Arap kültürünü dinimiz olarak benimsemeye, benimsetmeye çalışanlar bilmelidir; bilmiyorlarsa öğrenmelilerdir: Atatürk, Kur’ân’ı Kerîm’de sıkça konu edilen Faal Aklı kullananların Şâhıdır. Yok, öyle tepeden inme bir lütûf olarak değil: O, bir mareşaldir, başkomutandır, başöğretmendir. Kurtuluş Savaşı sırasında, eğitim sorunlarını kendine dert edinebilmiş olduğundan, Maarif Kongresi çalışmaları ile meşgûl bir zât-ı muhterem. Aynı zamanda, bir mareşal, askeri bir dehâ! Gözlerinizi kapatın ve kendinizi savaşın ortasında hayal edin, böyle biri ile karşılaşsanız onun bir deli olduğunu düşünmez miydiniz? Faal aklı, Us’u bir köşede, hazır, bizi beklerken bulmayız; o emeğin olduğu yerde can bulur; bizi bulur.

Felsefe ile ilgilenenler bilir, sav olarak ortaya konulan düşüncenin, karşı savı olarak olumsuzunu ortaya koymak, senteze ulaşabilmenin önkoşuludur. İslâm Dini de, Lâ ilâhe illallah temelinde olumsuzlamanın, her türlü olumlamanın önüne konulduğu bir dindir. Bu yönü, din-i-dar kesimlerce ihmâl edilir, irdelenmez. Din, bir kültür hâlinde yaşamını sürdürür; Allah’a vasıl olunacak bir araç olduğu anlaşılmaz; uygulayıcıyı vaad edilen huzur, anlayış, mutluluk vâdilerine taşımaz; en baştan sakat bırakılmıştır çünkü.
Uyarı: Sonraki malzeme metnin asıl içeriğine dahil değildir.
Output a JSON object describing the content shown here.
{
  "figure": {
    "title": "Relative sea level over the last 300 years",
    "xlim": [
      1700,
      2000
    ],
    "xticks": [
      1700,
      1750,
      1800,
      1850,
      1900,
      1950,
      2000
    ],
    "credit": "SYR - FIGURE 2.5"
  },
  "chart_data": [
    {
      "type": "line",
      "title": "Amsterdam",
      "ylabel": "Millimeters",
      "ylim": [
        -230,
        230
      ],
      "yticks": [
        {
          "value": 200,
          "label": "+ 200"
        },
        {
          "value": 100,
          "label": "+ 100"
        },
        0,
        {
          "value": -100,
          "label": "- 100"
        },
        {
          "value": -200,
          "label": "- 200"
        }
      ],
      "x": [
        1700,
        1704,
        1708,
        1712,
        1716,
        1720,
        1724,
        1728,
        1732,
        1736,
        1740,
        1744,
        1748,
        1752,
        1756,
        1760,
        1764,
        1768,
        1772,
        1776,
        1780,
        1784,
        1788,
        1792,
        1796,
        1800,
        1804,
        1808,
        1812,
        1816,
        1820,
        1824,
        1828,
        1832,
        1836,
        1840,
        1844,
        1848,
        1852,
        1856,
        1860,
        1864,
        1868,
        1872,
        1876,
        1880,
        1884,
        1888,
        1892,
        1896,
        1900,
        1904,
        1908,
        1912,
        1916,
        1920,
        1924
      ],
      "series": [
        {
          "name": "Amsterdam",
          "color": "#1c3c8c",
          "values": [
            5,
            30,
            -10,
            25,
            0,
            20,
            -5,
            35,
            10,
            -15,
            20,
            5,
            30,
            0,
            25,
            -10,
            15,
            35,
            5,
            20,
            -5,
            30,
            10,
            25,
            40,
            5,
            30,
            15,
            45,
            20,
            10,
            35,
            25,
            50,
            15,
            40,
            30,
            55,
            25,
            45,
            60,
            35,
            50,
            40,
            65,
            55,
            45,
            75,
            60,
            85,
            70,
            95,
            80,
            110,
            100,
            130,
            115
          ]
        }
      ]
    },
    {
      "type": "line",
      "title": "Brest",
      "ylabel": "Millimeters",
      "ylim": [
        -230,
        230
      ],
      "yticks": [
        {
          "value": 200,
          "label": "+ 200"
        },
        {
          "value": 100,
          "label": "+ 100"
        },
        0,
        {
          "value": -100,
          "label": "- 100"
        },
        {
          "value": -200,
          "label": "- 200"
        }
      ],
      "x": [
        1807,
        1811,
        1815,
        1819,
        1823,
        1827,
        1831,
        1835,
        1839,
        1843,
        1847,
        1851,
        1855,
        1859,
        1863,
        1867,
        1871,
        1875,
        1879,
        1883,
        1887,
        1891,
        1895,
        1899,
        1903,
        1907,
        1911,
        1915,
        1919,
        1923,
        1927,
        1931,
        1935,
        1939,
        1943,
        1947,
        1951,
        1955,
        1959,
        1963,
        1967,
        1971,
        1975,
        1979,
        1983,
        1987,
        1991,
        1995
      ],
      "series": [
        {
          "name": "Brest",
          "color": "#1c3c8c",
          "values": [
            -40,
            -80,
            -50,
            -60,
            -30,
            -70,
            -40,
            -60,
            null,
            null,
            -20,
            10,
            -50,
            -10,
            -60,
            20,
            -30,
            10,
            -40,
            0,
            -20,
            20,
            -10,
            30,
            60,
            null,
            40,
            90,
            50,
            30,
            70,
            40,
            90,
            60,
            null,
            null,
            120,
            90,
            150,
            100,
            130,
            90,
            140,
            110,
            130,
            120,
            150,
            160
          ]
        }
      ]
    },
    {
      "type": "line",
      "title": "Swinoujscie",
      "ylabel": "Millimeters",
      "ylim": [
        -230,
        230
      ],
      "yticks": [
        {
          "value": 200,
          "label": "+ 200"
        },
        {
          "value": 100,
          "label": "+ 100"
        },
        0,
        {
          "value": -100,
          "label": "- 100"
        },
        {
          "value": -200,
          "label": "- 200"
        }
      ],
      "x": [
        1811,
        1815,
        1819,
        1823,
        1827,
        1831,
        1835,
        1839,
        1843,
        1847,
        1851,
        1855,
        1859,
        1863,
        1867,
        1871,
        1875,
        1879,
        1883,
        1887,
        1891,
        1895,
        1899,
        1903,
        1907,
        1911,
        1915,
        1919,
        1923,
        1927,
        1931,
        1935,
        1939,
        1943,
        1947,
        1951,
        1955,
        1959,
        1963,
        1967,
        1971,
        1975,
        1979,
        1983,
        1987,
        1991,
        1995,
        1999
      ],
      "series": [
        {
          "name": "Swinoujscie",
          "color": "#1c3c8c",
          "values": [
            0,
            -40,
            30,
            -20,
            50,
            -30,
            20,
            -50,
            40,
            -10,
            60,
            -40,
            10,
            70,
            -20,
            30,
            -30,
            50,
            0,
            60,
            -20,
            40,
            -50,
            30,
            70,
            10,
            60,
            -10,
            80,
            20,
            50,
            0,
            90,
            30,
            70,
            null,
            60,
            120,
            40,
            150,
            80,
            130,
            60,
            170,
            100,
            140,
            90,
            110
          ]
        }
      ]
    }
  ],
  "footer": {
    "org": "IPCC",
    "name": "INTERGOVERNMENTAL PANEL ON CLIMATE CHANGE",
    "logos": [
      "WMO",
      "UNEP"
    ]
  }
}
Bu açıdan, Atatürk’ün Türkiye Cumhuriyeti’ni kurması Emevi kültürüne yapılmış bir ’dır, dinimizi özgün ayarlarına döndürme girişimidir.

Atatürk başını koyduğu bu yolda, gerektiğinde  tüm unvanlarından, kazanımlarından vazgeçerek; üzerine örttüğü bir battaniyeden fazlasına sahip olmadığı halde, ideali peşinde gidebildiğinden; özetle hedefi ile arasına giren her şeye -her ilâha- sessizce, övgü beklemeden, diyebildiğinden dolayı hâlâ dirimlidir. Bu nedenle, gücün tamamını ele geçirdiği halde, “Sultan” olmaya özenmemiş, askeri üniformasından soyunarak Türkiye Büyük Millet Meclisi’ne tüm yetkileri devredebilmiştir.

Diktatör mü? Haydi canım, lütfen biraz daha tarih çalışın.

Montesquieu şöyle der:

“Deneyim göstermiştir ki, iktidara sahip her kişi, onu kötüye kullanma ve yetkisini en uç noktasına kadar götürme eğilimindedir.”

İşte tam da bu nedenle anayasalar yapılır. Anayasa yapımı, devlet iktidarını sınırlayıp bireyin devlet karşısında özgürlüğünü korumak, yönetenleri hukukla bağlamak için modern devlet anlayışı ile ortaya çıkan bir uygulamadır. Atatürk ile modern devlete geçilmiştir.

Modern devlette kahramana gereksinim yoktur; artık her yurttaş, birer kahramandır. Yurttaşların, özbilinçli ve kıskanç bir tutumla, özgürlüklerini korumaları, her türlü bireysel çıkarlarının üzerinde görmeleri, kararlılıkla, çalışkanlıkta diretmeleri kahramanlıktır; kahramanlar tembel olmazlar.

“Yurtta sulh, cihanda sulh”, coğrafî sınırları ve zamanı aşan bir evrensel anlayışın ürünüdür, ancak, henüz Atatürk’ün içinden çıktığı halkın ruhunda/tinselliğinde bir fiil/edim olarak ortaya konulamamıştır. Halkın kaderi, kendilerini ilgilendiren konularda üstlendikleri sorumluluk ve bu uğurda harcadıkları çabadan bağımsız değildir.

Suç, başkasında değil demeye çalışıyorum.